The cell was riddled with mosquitoes and flies, and Majayda was suffering from multiple skin ailments, including scabies, but his multiple requests for medical attention were refused.
Majayda also reported that an Israeli intelligence officer proposed that he collaborate with the army as a human shield, offering him a monthly salary of 30,000 shekels (about $9,200).
When he refused, Majayda was thrown back in the “disco room” and beaten.
Back in his cell, Majayda was regularly attacked by dogs and pelted with stun grenades by Israeli soldiers.

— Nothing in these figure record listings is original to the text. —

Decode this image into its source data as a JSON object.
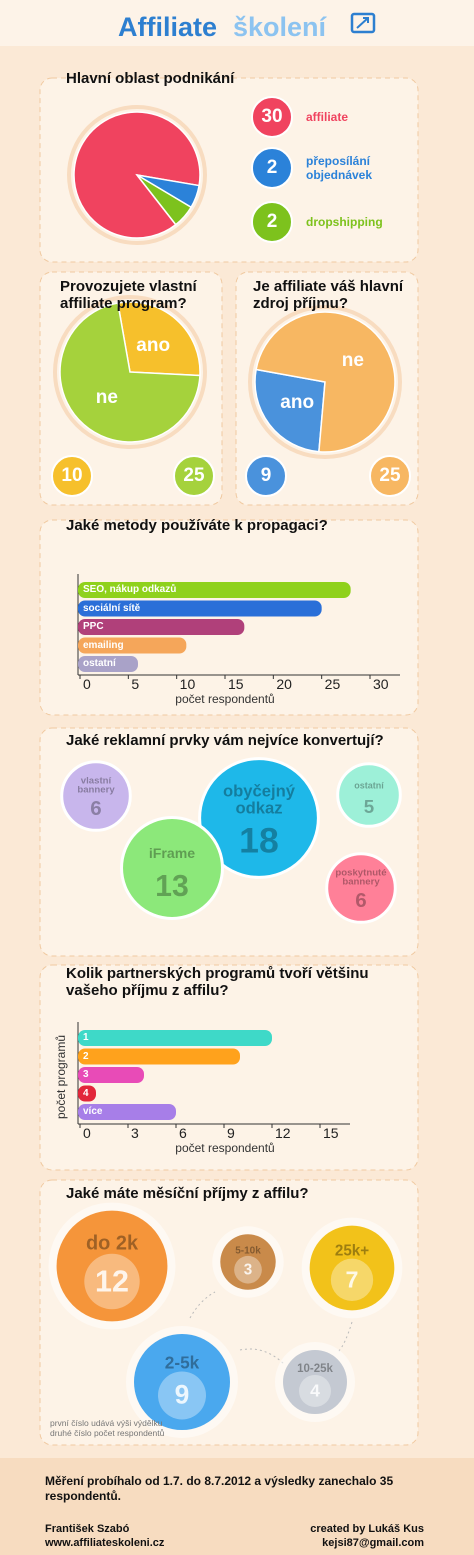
{
  "header": {
    "title_part1": "Affiliate",
    "title_part2": "školení"
  },
  "chart_data": [
    {
      "type": "pie",
      "title": "Hlavní oblast podnikání",
      "categories": [
        "affiliate",
        "přeposílání objednávek",
        "dropshipping"
      ],
      "values": [
        30,
        2,
        2
      ],
      "colors": [
        "#f0435f",
        "#2b82d9",
        "#7dc21d"
      ]
    },
    {
      "type": "pie",
      "title": "Provozujete vlastní affiliate program?",
      "categories": [
        "ano",
        "ne"
      ],
      "values": [
        10,
        25
      ],
      "colors": [
        "#f6c02c",
        "#a5d23c"
      ]
    },
    {
      "type": "pie",
      "title": "Je affiliate váš hlavní zdroj příjmu?",
      "categories": [
        "ano",
        "ne"
      ],
      "values": [
        9,
        25
      ],
      "colors": [
        "#4a92dc",
        "#f7b762"
      ]
    },
    {
      "type": "hbar",
      "title": "Jaké metody používáte k propagaci?",
      "categories": [
        "SEO, nákup odkazů",
        "sociální sítě",
        "PPC",
        "emailing",
        "ostatní"
      ],
      "values": [
        28,
        25,
        17,
        11,
        6
      ],
      "colors": [
        "#8fd11c",
        "#2a6fd8",
        "#b0407a",
        "#f5a65a",
        "#a9a2c8"
      ],
      "xlim": [
        0,
        30
      ],
      "xticks": [
        0,
        5,
        10,
        15,
        20,
        25,
        30
      ],
      "xlabel": "počet respondentů"
    },
    {
      "type": "bubble",
      "title": "Jaké reklamní prvky vám nejvíce konvertují?",
      "categories": [
        "vlastní bannery",
        "obyčejný odkaz",
        "ostatní",
        "iFrame",
        "poskytnuté bannery"
      ],
      "values": [
        6,
        18,
        5,
        13,
        6
      ],
      "colors": [
        "#c8b6ec",
        "#1eb8e9",
        "#9df0d8",
        "#8ce87a",
        "#ff8098"
      ]
    },
    {
      "type": "hbar",
      "title": "Kolik partnerských programů tvoří většinu vašeho příjmu z affilu?",
      "categories": [
        "1",
        "2",
        "3",
        "4",
        "více"
      ],
      "values": [
        12,
        10,
        4,
        1,
        6
      ],
      "colors": [
        "#3ed9c8",
        "#ffa21c",
        "#e84bb7",
        "#e2263a",
        "#a77ee8"
      ],
      "xlim": [
        0,
        15
      ],
      "xticks": [
        0,
        3,
        6,
        9,
        12,
        15
      ],
      "xlabel": "počet respondentů",
      "ylabel": "počet programů"
    },
    {
      "type": "coins",
      "title": "Jaké máte měsíční příjmy z affilu?",
      "categories": [
        "do 2k",
        "5-10k",
        "25k+",
        "2-5k",
        "10-25k"
      ],
      "values": [
        12,
        3,
        7,
        9,
        4
      ],
      "colors": [
        "#f5953a",
        "#c98a4a",
        "#f2c21a",
        "#4aa8ee",
        "#c4c9d2"
      ],
      "note": [
        "první číslo udává výši výdělku",
        "druhé číslo počet respondentů"
      ]
    }
  ],
  "footer": {
    "note": "Měření probíhalo od 1.7. do 8.7.2012 a výsledky zanechalo 35 respondentů.",
    "author": "František Szabó",
    "website": "www.affiliateskoleni.cz",
    "credit": "created by Lukáš Kus",
    "email": "kejsi87@gmail.com"
  }
}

He said the torture had twice driven him to attempt suicide.
Following his release, he reported that he cannot sleep.
“Each time I shut my eyes, I am haunted by the same location, the same faces, the same cell,” he told DCIP.
“Prison has stripped away my childhood, forcing me to rediscover how to laugh, how to sleep, and how to feel secure.”
‘I could hear the bones in my arm cracking’
17-year-old Zoghbi was captured by Israeli soldiers on 11 July, while seeking aid at a GHF-run distribution point in Rafah, before being transferred to Sde Teiman.
Zoghbi said that during interrogation, his handcuffs were tightened so severely that he could hear the bones in his arm cracking.
The prison guards conducted nightly raids of Zoghbi’s cell, unleashing dogs and launching stun grenades at him and his cellmates at 2am.
“I find myself sitting alone and crying.”
– Mohammad Nael Khamis al-Zoghbi, former detainee
“If I failed to wake up during the raid, the soldiers would beat me, and I risked being hit by a stun grenade they tossed into the room,” he said.
After his release, Zoghbi continues to awake at 2am expecting a raid.
“I feel extremely exhausted and struggle to articulate or convey the emotions stemming from my experiences. Each time I recall those moments, I find myself sitting alone and crying.”
DCIP said the boys’ treatment in Israeli custody was “designed to break their personhood and extract false confessions”.
“Israel’s detention of Palestinians has nothing to do with security, law or justice,” the NGO added.
“It is a system designed to physically and mentally scar a generation of Palestinians in an attempt to suppress any attempt to resist Israel’s Apartheid regime or demand that their fundamental rights are upheld.”
It noted that Israel’s systematic torture and detention of Palestinian children constitute breaches of the Geneva Conventions and the Rome Statute.
DCIP further emphasised that, as a state party to the Convention against Torture, Israel is legally bound to prevent, investigate and prosecute acts of torture.